There is increasing pressure on academics, including from potential funders, to communicate about their work to non-specialists. What have you done to show that you could engage researchers outside your discipline, a group of applicants to undergraduate degrees, a class of primary school pupils, lay members of a funding panel?

There are often opportunities for post-doctoral research and teaching staff to do this inside and outside your institution. Take whatever chance you can to practice, as these skills will also come in useful explaining your research to an interview panel.

Dr Kevin Lane talks about how he has spent his fellowship developing his teaching skills as well as researching and publishing to improve his future job prospects.
Professor Adrian Armstrong describes how he improved his teaching skills early in his career.
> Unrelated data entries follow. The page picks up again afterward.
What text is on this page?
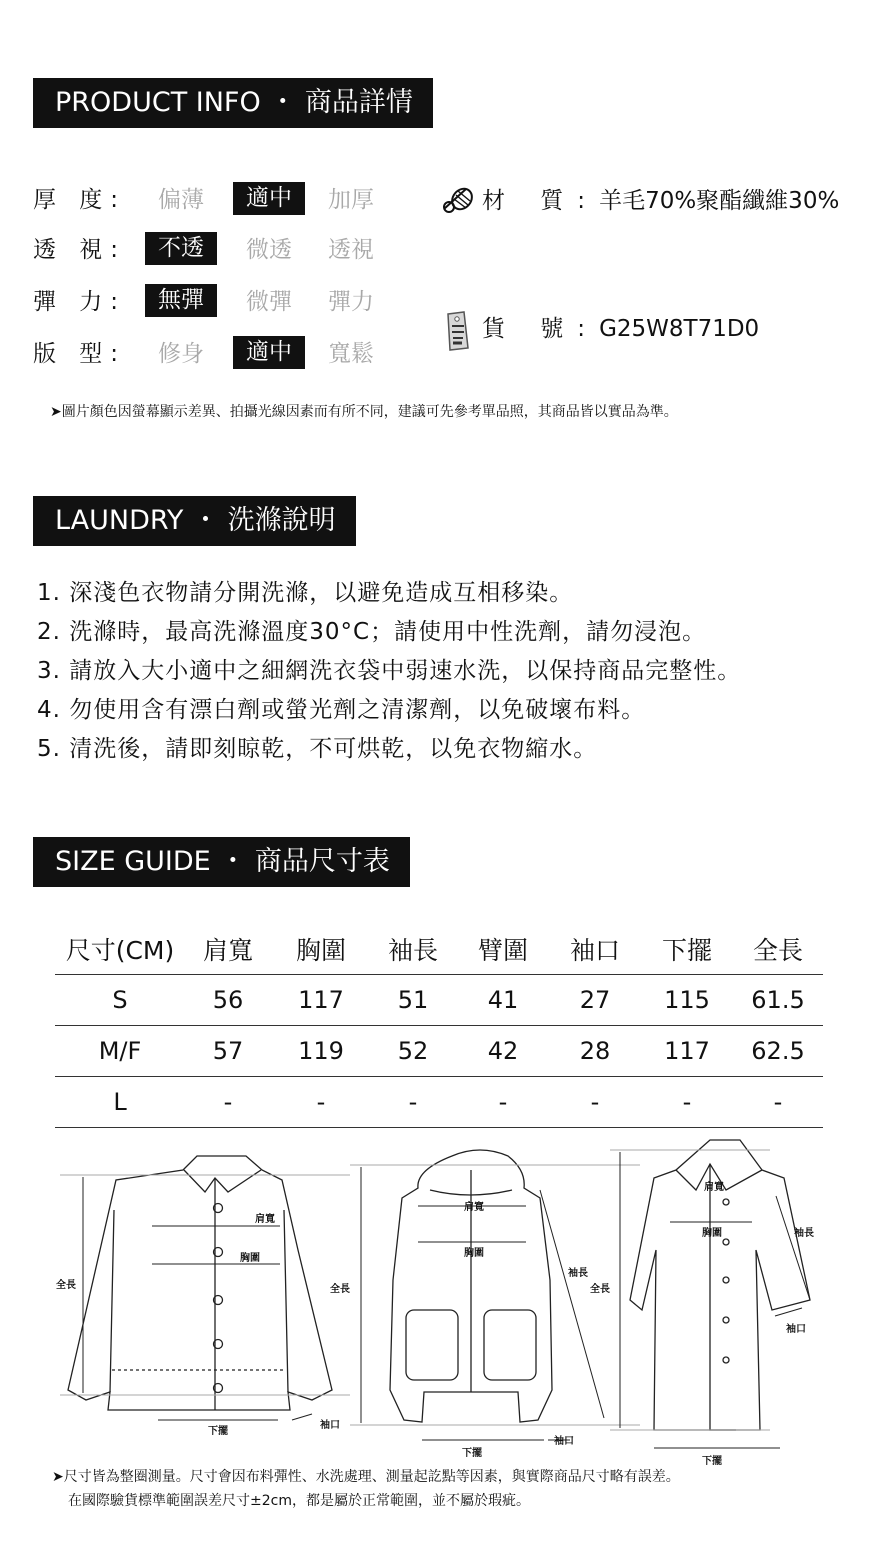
PRODUCT INFO ・ 商品詳情
厚 度:	偏薄	適中	加厚
透 視:	不透	微透	透視
彈 力:	無彈	微彈	彈力
版 型:	修身	適中	寬鬆
材 質:羊毛70%聚酯纖維30%
貨 號:G25W8T71D0
➤圖片顏色因螢幕顯示差異、拍攝光線因素而有所不同，建議可先參考單品照，其商品皆以實品為準。
LAUNDRY ・ 洗滌說明
1. 深淺色衣物請分開洗滌，以避免造成互相移染。
2. 洗滌時，最高洗滌溫度30°C；請使用中性洗劑，請勿浸泡。
3. 請放入大小適中之細網洗衣袋中弱速水洗，以保持商品完整性。
4. 勿使用含有漂白劑或螢光劑之清潔劑，以免破壞布料。
5. 清洗後，請即刻晾乾，不可烘乾，以免衣物縮水。
SIZE GUIDE ・ 商品尺寸表
尺寸(CM)	肩寬	胸圍	袖長	臂圍	袖口	下擺	全長
S	56	117	51	41	27	115	61.5
M/F	57	119	52	42	28	117	62.5
L	-	-	-	-	-	-	-
肩寬
胸圍
全長
下擺
袖口
肩寬
胸圍
全長
袖長
下擺
袖口
肩寬
胸圍
全長
袖長
袖口
下擺
➤尺寸皆為整圈測量。尺寸會因布料彈性、水洗處理、測量起訖點等因素，與實際商品尺寸略有誤差。
在國際驗貨標準範圍誤差尺寸±2cm，都是屬於正常範圍，並不屬於瑕疵。
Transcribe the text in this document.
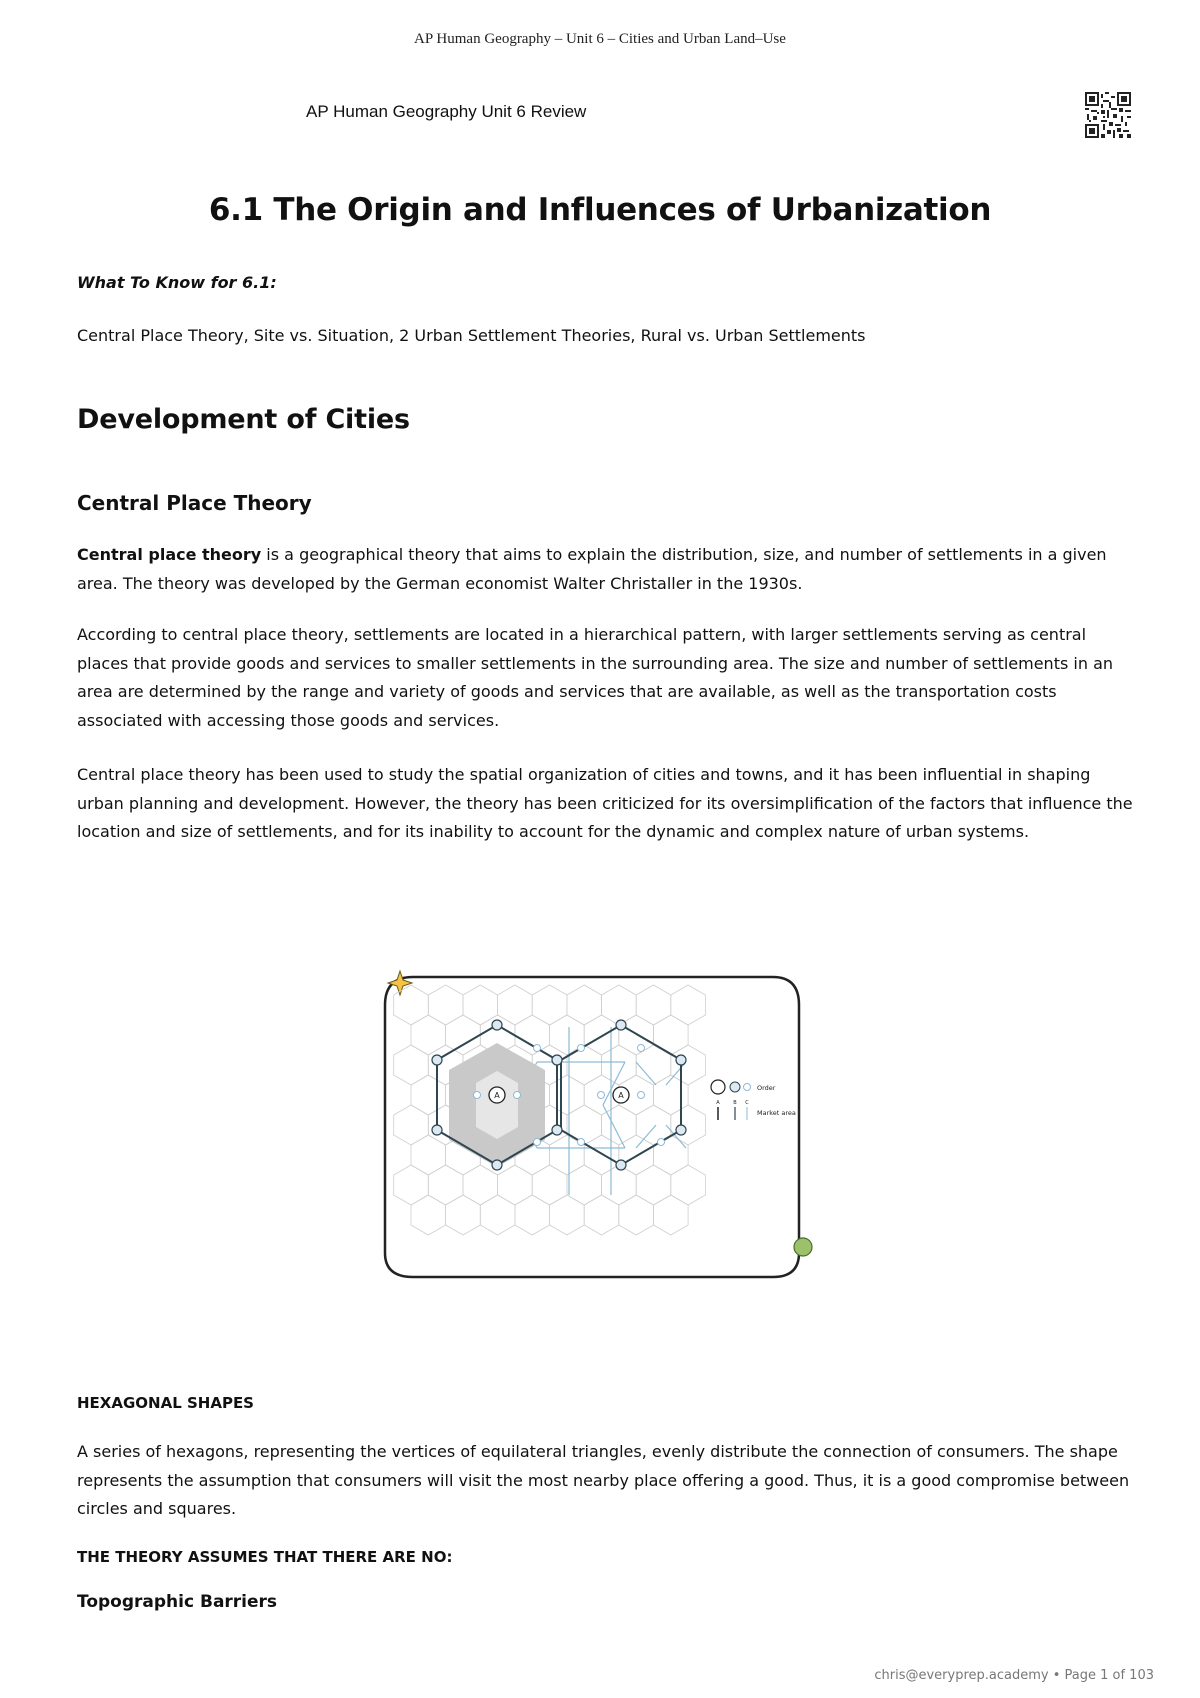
AP Human Geography – Unit 6 – Cities and Urban Land–Use
AP Human Geography Unit 6 Review
6.1 The Origin and Influences of Urbanization
What To Know for 6.1:
Central Place Theory, Site vs. Situation, 2 Urban Settlement Theories, Rural vs. Urban Settlements
Development of Cities
Central Place Theory
Central place theory is a geographical theory that aims to explain the distribution, size, and number of settlements in a given area. The theory was developed by the German economist Walter Christaller in the 1930s.
According to central place theory, settlements are located in a hierarchical pattern, with larger settlements serving as central places that provide goods and services to smaller settlements in the surrounding area. The size and number of settlements in an area are determined by the range and variety of goods and services that are available, as well as the transportation costs associated with accessing those goods and services.
Central place theory has been used to study the spatial organization of cities and towns, and it has been influential in shaping urban planning and development. However, the theory has been criticized for its oversimplification of the factors that influence the location and size of settlements, and for its inability to account for the dynamic and complex nature of urban systems.
A	A
Order
A	B C
Market area
HEXAGONAL SHAPES
A series of hexagons, representing the vertices of equilateral triangles, evenly distribute the connection of consumers. The shape represents the assumption that consumers will visit the most nearby place offering a good. Thus, it is a good compromise between circles and squares.
THE THEORY ASSUMES THAT THERE ARE NO:
Topographic Barriers
chris@everyprep.academy • Page 1 of 103
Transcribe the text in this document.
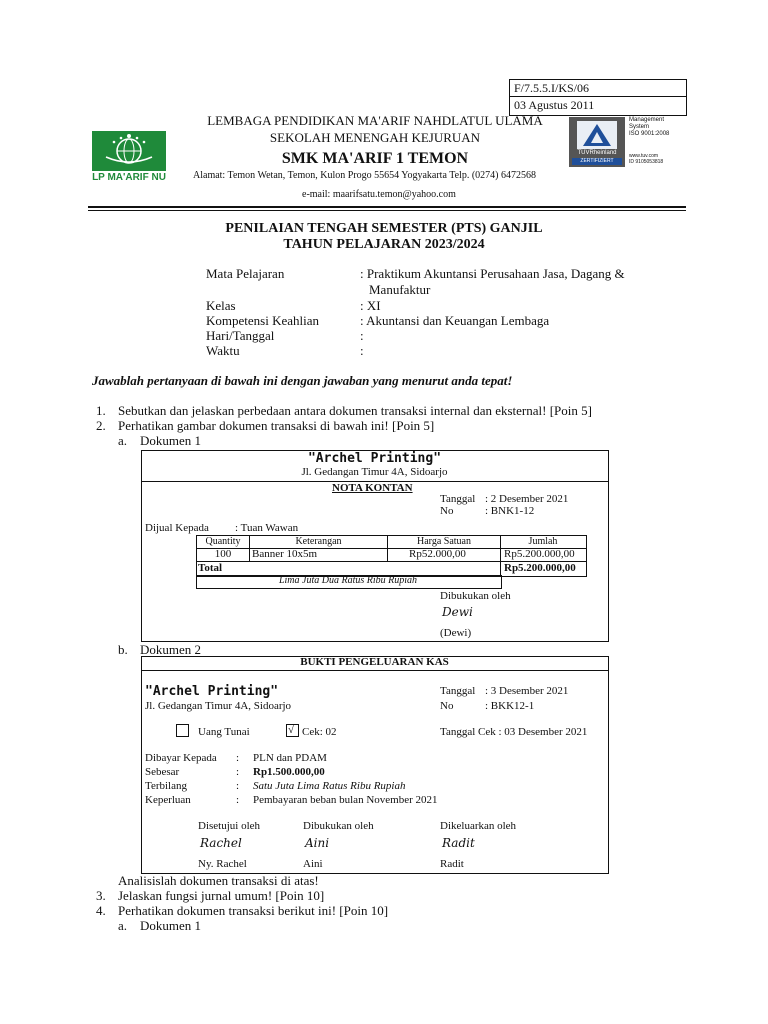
F/7.5.5.I/KS/06
03 Agustus 2011
LP MA'ARIF NU
LEMBAGA PENDIDIKAN MA'ARIF NAHDLATUL ULAMA
SEKOLAH MENENGAH KEJURUAN
SMK MA'ARIF 1 TEMON
Alamat: Temon Wetan, Temon, Kulon Progo 55654 Yogyakarta Telp. (0274) 6472568
e-mail: maarifsatu.temon@yahoo.com
TÜVRheinland
ZERTIFIZIERT
Management
System
ISO 9001:2008
www.tuv.com
ID 9105053818
PENILAIAN TENGAH SEMESTER (PTS) GANJIL
TAHUN PELAJARAN 2023/2024
Mata Pelajaran	: Praktikum Akuntansi Perusahaan Jasa, Dagang &
Manufaktur
Kelas	: XI
Kompetensi Keahlian	: Akuntansi dan Keuangan Lembaga
Hari/Tanggal	:
Waktu	:
Jawablah pertanyaan di bawah ini dengan jawaban yang menurut anda tepat!
1. Sebutkan dan jelaskan perbedaan antara dokumen transaksi internal dan eksternal! [Poin 5]
2. Perhatikan gambar dokumen transaksi di bawah ini! [Poin 5]
a. Dokumen 1
"Archel Printing"
Jl. Gedangan Timur 4A, Sidoarjo
NOTA KONTAN
Tanggal : 2 Desember 2021
No	: BNK1-12
Dijual Kepada : Tuan Wawan
Quantity	Keterangan	Harga Satuan	Jumlah
100	Banner 10x5m	Rp52.000,00	Rp5.200.000,00
Total	Rp5.200.000,00
Lima Juta Dua Ratus Ribu Rupiah
Dibukukan oleh
Dewi
(Dewi)
b. Dokumen 2
BUKTI PENGELUARAN KAS
"Archel Printing"
Jl. Gedangan Timur 4A, Sidoarjo
Tanggal : 3 Desember 2021
No	: BKK12-1
Uang Tunai	√ Cek: 02	Tanggal Cek : 03 Desember 2021
Dibayar Kepada : PLN dan PDAM
Sebesar	: Rp1.500.000,00
Terbilang	: Satu Juta Lima Ratus Ribu Rupiah
Keperluan	: Pembayaran beban bulan November 2021
Disetujui oleh
Rachel
Ny. Rachel
Dibukukan oleh
Aini
Aini
Dikeluarkan oleh
Radit
Radit
Analisislah dokumen transaksi di atas!
3. Jelaskan fungsi jurnal umum! [Poin 10]
4. Perhatikan dokumen transaksi berikut ini! [Poin 10]
a. Dokumen 1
How strong is your teaching record, and what could you do to improve it?

If you are aiming at a predominantly teaching focused academic career, what innovations have you introduced recently into your teaching practice? Which new types of courses or formats have you added in the last academic year? Have you undertaken any research into teaching and learning, preferably publishing your results?

If your scope for innovation is limited within your current department, where else could you look to add experience, whether collaborations with other departments in your own institution, part-time work in other local institutions, or on distance learning programmes?

Even if your main focus is research, being able to offer good teaching experience could add to the attractiveness of your application for a job as a lecturer.

Take whatever teaching assistant training is offered by your institution, ask your department (or related departments) for the chance to teach, try out different teaching methods (eg use of audio-visual materials, problem-based learning, on-line modules or tutorial support), learn from tutors, demonstrators and lecturers who are highly rated by students, collate your student feedback (learn from the negative feedback, use positive feedback to support your applications), offer to cover the occasional lecture (however, you may not get chance to teach a whole lecture course, unless you have previous relevant experience).

If you have exhausted the opportunities at your own institution, explore possibilities at other local universities, or look out for tutor positions with the Open University.

"Interestingly, even though my PhD was in political theory, and ideally I wanted to teach in political theory, the teaching posts that were available were in the area of political policy. I had to be willing to say 'yes, I can teach generally across the subject' and be able to take jobs that were out there and say 'I can teach first and second years in policy, no problem." Dr. Angelia Wilson, Senior Lecturer, The University of Manchester

Are you developing your ability to compete for funding?

Writing successful research bids is critical for most academics. Learn from your PI when they are applying for funding - what could you do to offer support? Is there any possibility of being named on the application (this may depend on institution or funder policies)? Additionally, you could be developing your own track record by applying for smaller amounts of funding to support conference attendance or visits to other institutions to advance your research. This helps you develop the skill of writing persuasively to a tight brief - and probably starts you on the road to developing the thick skin you will need to cope with rejection.

Look out for awards and prizes from professional or scholarly societies, or in funding databases for instance on the Research Professional website.